Batched Matrix solve in CUDA.jl

Is there a way to perform batched matrix inversion/ldiv in CUDA.jl, ie:

Yi = Ri \ Xi

where Ri is NxN, and Yi and Xi are NxM, with N and M small (~12). I need to solve a large number of these systems, e.g. 1 < i < 50k. Obviously making multiple GPU calls in a loop will be highly inefficient for small N,M and CUDA provides several relevant batched methods, e.g. cusolverDnpotrsBatched() or cublasgetrsBatched().

I don’t believe the current CUDA.jl implementations of inv or ldiv support these batched calls. Is there a workaround or a roadmap for implementing this in CUDA.jl?

1 Like

Is https://github.com/JuliaGPU/CUDA.jl/blob/master/test/cublas.jl#L1646 what you are looking for?
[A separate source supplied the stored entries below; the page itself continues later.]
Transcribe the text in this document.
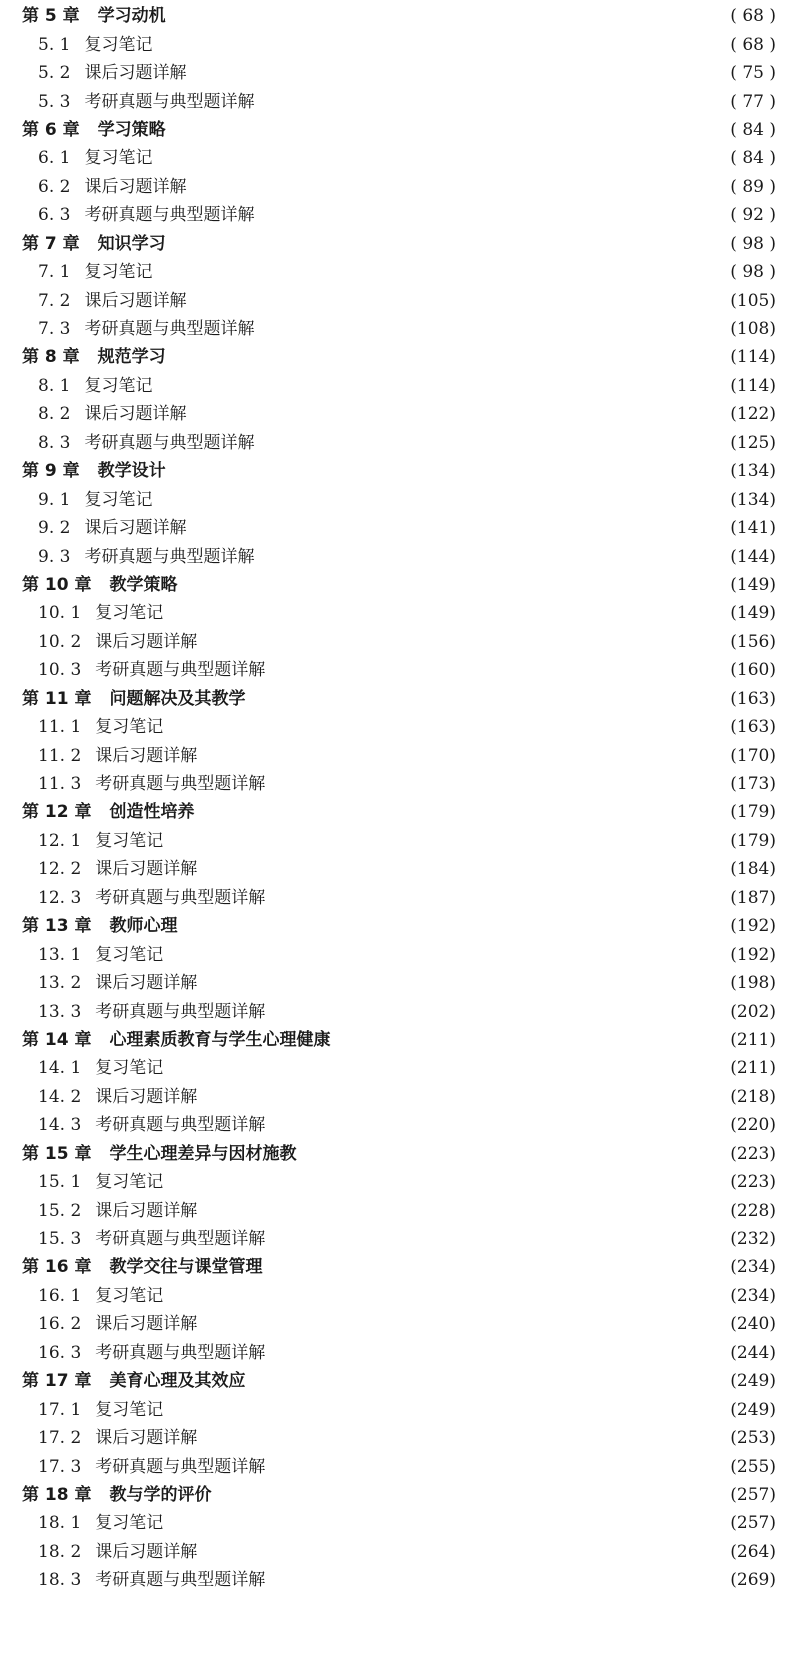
第 5 章 学习动机	( 68 )
5. 1 复习笔记	( 68 )
5. 2 课后习题详解	( 75 )
5. 3 考研真题与典型题详解	( 77 )
第 6 章 学习策略	( 84 )
6. 1 复习笔记	( 84 )
6. 2 课后习题详解	( 89 )
6. 3 考研真题与典型题详解	( 92 )
第 7 章 知识学习	( 98 )
7. 1 复习笔记	( 98 )
7. 2 课后习题详解	(105)
7. 3 考研真题与典型题详解	(108)
第 8 章 规范学习	(114)
8. 1 复习笔记	(114)
8. 2 课后习题详解	(122)
8. 3 考研真题与典型题详解	(125)
第 9 章 教学设计	(134)
9. 1 复习笔记	(134)
9. 2 课后习题详解	(141)
9. 3 考研真题与典型题详解	(144)
第 10 章 教学策略	(149)
10. 1 复习笔记	(149)
10. 2 课后习题详解	(156)
10. 3 考研真题与典型题详解	(160)
第 11 章 问题解决及其教学	(163)
11. 1 复习笔记	(163)
11. 2 课后习题详解	(170)
11. 3 考研真题与典型题详解	(173)
第 12 章 创造性培养	(179)
12. 1 复习笔记	(179)
12. 2 课后习题详解	(184)
12. 3 考研真题与典型题详解	(187)
第 13 章 教师心理	(192)
13. 1 复习笔记	(192)
13. 2 课后习题详解	(198)
13. 3 考研真题与典型题详解	(202)
第 14 章 心理素质教育与学生心理健康	(211)
14. 1 复习笔记	(211)
14. 2 课后习题详解	(218)
14. 3 考研真题与典型题详解	(220)
第 15 章 学生心理差异与因材施教	(223)
15. 1 复习笔记	(223)
15. 2 课后习题详解	(228)
15. 3 考研真题与典型题详解	(232)
第 16 章 教学交往与课堂管理	(234)
16. 1 复习笔记	(234)
16. 2 课后习题详解	(240)
16. 3 考研真题与典型题详解	(244)
第 17 章 美育心理及其效应	(249)
17. 1 复习笔记	(249)
17. 2 课后习题详解	(253)
17. 3 考研真题与典型题详解	(255)
第 18 章 教与学的评价	(257)
18. 1 复习笔记	(257)
18. 2 课后习题详解	(264)
18. 3 考研真题与典型题详解	(269)
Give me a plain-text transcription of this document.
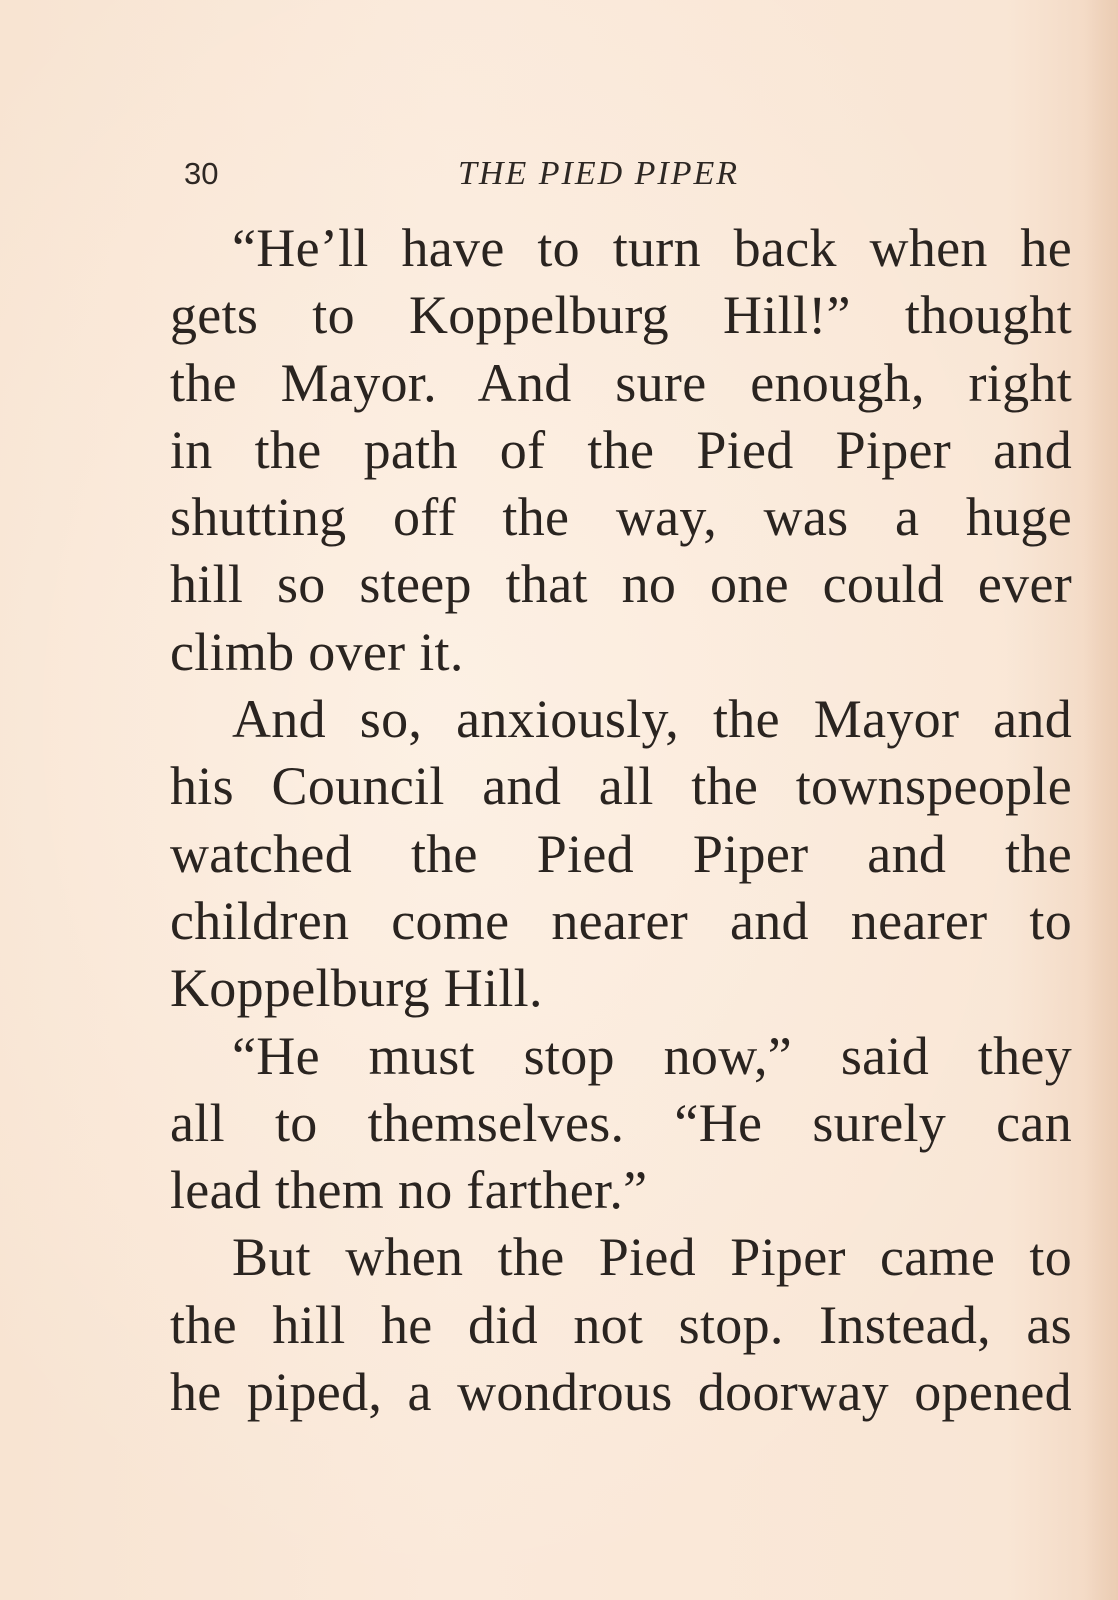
30	THE PIED PIPER
“He’ll have to turn back when he
gets to Koppelburg Hill!” thought
the Mayor. And sure enough, right
in the path of the Pied Piper and
shutting off the way, was a huge
hill so steep that no one could ever
climb over it.
And so, anxiously, the Mayor and
his Council and all the townspeople
watched the Pied Piper and the
children come nearer and nearer to
Koppelburg Hill.
“He must stop now,” said they
all to themselves. “He surely can
lead them no farther.”
But when the Pied Piper came to
the hill he did not stop. Instead, as
he piped, a wondrous doorway opened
Take a look at this discussion: Accelerate solving many matrix problems - #9 by clinton

Sorry to bring up old posts but I can across this when trying to solve a similar problem.
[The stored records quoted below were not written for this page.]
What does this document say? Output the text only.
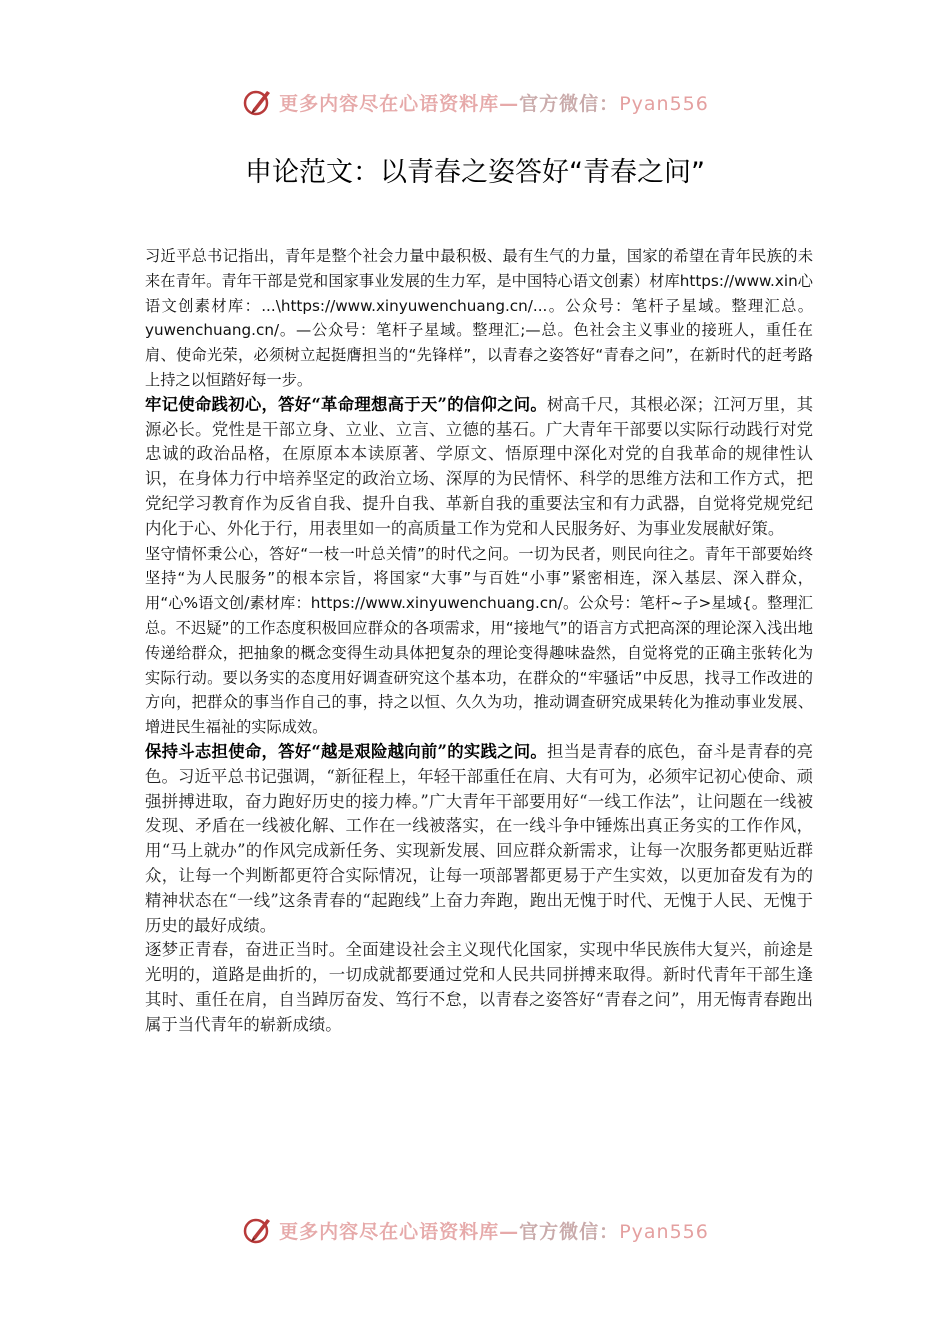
更多内容尽在心语资料库—官方微信：Pyan556
申论范文：以青春之姿答好“青春之问”

习近平总书记指出，青年是整个社会力量中最积极、最有生气的力量，国家的希望在青年民族的未来在青年。青年干部是党和国家事业发展的生力军，是中国特心语文创素）材库https://www.xin心语文创素材库：...\https://www.xinyuwenchuang.cn/...。公众号：笔杆子星域。整理汇总。yuwenchuang.cn/。—公众号：笔杆子星域。整理汇;—总。色社会主义事业的接班人，重任在肩、使命光荣，必须树立起挺膺担当的“先锋样”，以青春之姿答好“青春之问”，在新时代的赶考路上持之以恒踏好每一步。

牢记使命践初心，答好“革命理想高于天”的信仰之问。树高千尺，其根必深；江河万里，其源必长。党性是干部立身、立业、立言、立德的基石。广大青年干部要以实际行动践行对党忠诚的政治品格，在原原本本读原著、学原文、悟原理中深化对党的自我革命的规律性认识，在身体力行中培养坚定的政治立场、深厚的为民情怀、科学的思维方法和工作方式，把党纪学习教育作为反省自我、提升自我、革新自我的重要法宝和有力武器，自觉将党规党纪内化于心、外化于行，用表里如一的高质量工作为党和人民服务好、为事业发展献好策。

坚守情怀秉公心，答好“一枝一叶总关情”的时代之问。一切为民者，则民向往之。青年干部要始终坚持“为人民服务”的根本宗旨，将国家“大事”与百姓“小事”紧密相连，深入基层、深入群众，用“心%语文创/素材库：https://www.xinyuwenchuang.cn/。公众号：笔杆~子>星域{。整理汇总。不迟疑”的工作态度积极回应群众的各项需求，用“接地气”的语言方式把高深的理论深入浅出地传递给群众，把抽象的概念变得生动具体把复杂的理论变得趣味盎然，自觉将党的正确主张转化为实际行动。要以务实的态度用好调查研究这个基本功，在群众的“牢骚话”中反思，找寻工作改进的方向，把群众的事当作自己的事，持之以恒、久久为功，推动调查研究成果转化为推动事业发展、增进民生福祉的实际成效。

保持斗志担使命，答好“越是艰险越向前”的实践之问。担当是青春的底色，奋斗是青春的亮色。习近平总书记强调，“新征程上，年轻干部重任在肩、大有可为，必须牢记初心使命、顽强拼搏进取，奋力跑好历史的接力棒。”广大青年干部要用好“一线工作法”，让问题在一线被发现、矛盾在一线被化解、工作在一线被落实，在一线斗争中锤炼出真正务实的工作作风，用“马上就办”的作风完成新任务、实现新发展、回应群众新需求，让每一次服务都更贴近群众，让每一个判断都更符合实际情况，让每一项部署都更易于产生实效，以更加奋发有为的精神状态在“一线”这条青春的“起跑线”上奋力奔跑，跑出无愧于时代、无愧于人民、无愧于历史的最好成绩。

逐梦正青春，奋进正当时。全面建设社会主义现代化国家，实现中华民族伟大复兴，前途是光明的，道路是曲折的，一切成就都要通过党和人民共同拼搏来取得。新时代青年干部生逢其时、重任在肩，自当踔厉奋发、笃行不怠，以青春之姿答好“青春之问”，用无悔青春跑出属于当代青年的崭新成绩。

更多内容尽在心语资料库—官方微信：Pyan556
I want to make a quick update on the solution because the line:

 cuuplo = CUDA.CUBLAS.cublasfill('U')

in the hyperreg() gave a “not defined” error for me (UndefVarError). I replaced it with:

 cuuplo = CUDA.CUBLAS.CUBLAS_FILL_MODE_UPPER

to get it working again.

I also wanted to ask if this is still the go-to solution for batch Matrix solves on the GPU?